My name is Mohammed Mushib. I live in Salt Lake City, but I was born in Baghdad and lived there until 2007. In Baghdad, I was a television journalist. In Salt Lake City, I am a refugee. Once I reported stories, now I am part of a story…

…I had a nice house, a nice car, and my wife Faeza and I started our family…

…In 2003, the war started. Iraq was in chaos. We did not have a government for one and a half years, so the people established security units for each neighborhood. I was a security guard in my neighborhood. In 2005, the civil war started. The militias killed many people. I lost friends, I lost relatives, there was death all around…

…In February of 2008, the United Nations told us that we could go to the U.S. as refugees…

…We, along with about 20 other families, flew to Turkey, on to New York, then to Dallas, then to Salt Lake City. The other families went different ways in New York, we flew alone to Dallas. We spoke no English. No one met our plane. I saw a salesclerk at the airport who was wearing a hijab. She was from Somalia, and she only spoke a little Arabic. I was very relieved and grateful for her help – she gave us cake and cola and a banana, which she paid for – that I cried. God sent her to us at that moment.

We arrived in Salt Lake City, no one met us. I found the exit, there was no one except a security guard. who pointed me toward the FBI, which I knew from movies. They told me that our contacts from the International Rescue Committee were outside! They took us to a motel for the night, and after 1 or 2 hours of sleep, there was a knock on the door. It was a woman who spoke Arabic and identified herself as the person whose name I had gotten from my brother. She brought us food and welcomed us to Utah. In the morning, our case worker, Travis, took us to our apartment and to WalMart to shop, and our new life began… Read more here

The good news is that Utah and the Salt Lake community has actually taken proactive and creative efforts to help refugees who have advanced skills and degrees – so different from what we saw in nearby California when Iraqi SIVs (Special Immigrant Visa holders) were arriving in Sacramento in late 2009. (In that case state refugee coordinator Thuan Nguyen gave us endless excuses and misreferrals in our attempt to aid two Iraqi engineers whom a resettlement contractor had referred to low-skill, low-pay jobs. In one case that involved a job at a distant food market beginning at 5am before buses operated, and in another case involved a set-up at a gas station where the resettlement contractor first took a relative in to be interviewed before coming out and canceling the SIV refugee’s interview.)

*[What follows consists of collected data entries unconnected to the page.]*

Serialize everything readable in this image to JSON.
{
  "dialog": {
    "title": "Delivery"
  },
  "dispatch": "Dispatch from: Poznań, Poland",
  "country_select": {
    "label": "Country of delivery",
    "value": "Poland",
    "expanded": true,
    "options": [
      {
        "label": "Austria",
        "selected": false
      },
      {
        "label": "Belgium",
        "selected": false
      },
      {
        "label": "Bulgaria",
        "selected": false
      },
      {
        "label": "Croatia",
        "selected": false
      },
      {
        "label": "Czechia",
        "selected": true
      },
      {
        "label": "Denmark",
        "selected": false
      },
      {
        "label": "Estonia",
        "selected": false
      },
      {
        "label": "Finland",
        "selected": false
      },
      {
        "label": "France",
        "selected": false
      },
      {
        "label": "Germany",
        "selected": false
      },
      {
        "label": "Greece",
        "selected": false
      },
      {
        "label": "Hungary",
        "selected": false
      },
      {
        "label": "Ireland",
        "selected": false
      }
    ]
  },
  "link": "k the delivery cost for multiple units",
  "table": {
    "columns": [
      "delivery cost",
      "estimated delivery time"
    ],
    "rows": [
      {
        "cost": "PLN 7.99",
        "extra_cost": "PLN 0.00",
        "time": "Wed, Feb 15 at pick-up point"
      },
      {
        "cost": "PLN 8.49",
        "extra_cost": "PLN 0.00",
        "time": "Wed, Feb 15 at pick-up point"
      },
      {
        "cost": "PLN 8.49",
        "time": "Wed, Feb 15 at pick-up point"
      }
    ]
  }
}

Efforts in Utah involve the New-American Academic Network, which seeks to place refugees with professional credentials in jobs and training that will help them to find proper employment for economic self-sufficiency.

…”As particularly the Iraqi population was coming into the valley, we were experiencing sort of a new phenomenon in the sense that many of the Iraqi population or individuals had training — undergraduate, graduate and professional positions,” said Rosmarie Hunter, special assistant to the president for campus community partnerships at the University of Utah.

“They were coming over as engineers, doctors, lawyers, journalists, but were coming here and being resettled in much the same way where they were going into entry-level positions,” she said, which left some unable to afford to live here, or unable to afford professional testing and retraining needed to work in their profession.

“People were going back, and perhaps in very unsafe circumstances,” Hunter said.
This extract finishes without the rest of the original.